何より、どんな時でも、俺の味方でいてくれる。朝宮は本当に俺のことを大事に思ってくれていた。
「……そんなことない」
「え」
「俺はどんな顔でも朝宮だと思ってる」
 いつの日か、朝宮に聞いたことがある。
『俺がどんな奴でも好きになってた?』
 そのときの朝宮は即答した。「どんな間山でも好きだ」と。
 あれは明らかに本心だったはずだ。どんな言葉を並べられるよりも、俺には効果があった。
 俺が好きになったのは朝宮という人そのものだ。
もし中身が別人だったら、それはもう、俺が好きになった朝宮ではない。
 そういうことを、どう伝えれば朝宮の心に届くのだろうか。
 そのとき、スマホが鳴り出した。俺のではなく朝宮のだ。
 けれど一向に出る気配がない。
「朝宮、電話」
「ん」
「俺に気を遣わなくていいから」
「いいよ、どうせ常川田だから」
「でも朝宮のこと探してるんじゃない?」
 朝宮は渋々といった様子で電話に出る。

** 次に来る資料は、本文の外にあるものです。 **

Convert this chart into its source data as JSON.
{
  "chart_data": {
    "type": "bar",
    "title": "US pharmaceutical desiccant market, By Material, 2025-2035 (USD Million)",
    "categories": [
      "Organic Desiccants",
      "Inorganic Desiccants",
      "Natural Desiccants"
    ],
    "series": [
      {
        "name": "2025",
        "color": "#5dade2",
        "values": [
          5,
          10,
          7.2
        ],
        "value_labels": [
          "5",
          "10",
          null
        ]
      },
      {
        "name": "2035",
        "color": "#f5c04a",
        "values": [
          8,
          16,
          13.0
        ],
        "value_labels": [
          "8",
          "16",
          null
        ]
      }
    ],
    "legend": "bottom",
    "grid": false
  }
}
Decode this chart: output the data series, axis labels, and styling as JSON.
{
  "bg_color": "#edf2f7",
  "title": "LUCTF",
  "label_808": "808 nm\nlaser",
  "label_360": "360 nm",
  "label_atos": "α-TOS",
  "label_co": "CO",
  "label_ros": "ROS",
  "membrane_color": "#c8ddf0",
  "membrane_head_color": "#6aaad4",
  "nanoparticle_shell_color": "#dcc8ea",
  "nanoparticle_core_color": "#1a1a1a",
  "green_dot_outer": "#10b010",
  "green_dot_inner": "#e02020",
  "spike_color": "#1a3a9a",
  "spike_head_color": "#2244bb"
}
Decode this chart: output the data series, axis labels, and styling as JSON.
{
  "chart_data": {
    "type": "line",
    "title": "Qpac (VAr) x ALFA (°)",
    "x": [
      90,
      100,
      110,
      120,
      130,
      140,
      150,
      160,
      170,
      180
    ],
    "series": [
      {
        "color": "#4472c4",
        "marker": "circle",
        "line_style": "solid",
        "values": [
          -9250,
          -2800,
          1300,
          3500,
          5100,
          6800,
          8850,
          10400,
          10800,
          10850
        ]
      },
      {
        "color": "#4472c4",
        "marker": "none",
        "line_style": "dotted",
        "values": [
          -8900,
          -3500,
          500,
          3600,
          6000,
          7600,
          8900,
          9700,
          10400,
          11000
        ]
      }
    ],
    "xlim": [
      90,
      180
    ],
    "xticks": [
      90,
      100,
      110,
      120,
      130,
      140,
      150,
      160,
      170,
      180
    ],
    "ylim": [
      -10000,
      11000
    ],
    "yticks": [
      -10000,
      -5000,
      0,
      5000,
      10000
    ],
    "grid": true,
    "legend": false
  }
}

しかもスピーカーで。
『あさみや~お前どこ行ってんだよ』
「カラオケ」
『んなことわかっとるわい!!』
 常川田のツッコミはごもっともだ。
『荷物まで置いていく用事ってなんだよ。戻ってくんの?』
「フロント預けといて」
それだけ伝えたかと思えば電話を切ってしまった。
「え、ちょっ、大丈夫?」
「問題なし」
 どこがだ。問題しかないと思うし、そろそろ常川田たちが部屋を特定する頃でもあるだろう。
 ――それなら、今言うしかないよな。
 朝宮がなんで好きにならなくてもいいなんて言ったのかは分からないけど、そんなことはこの際どうだっていい。
 俺は朝宮が好きなんだから。それだけが全てだと確信したんだから。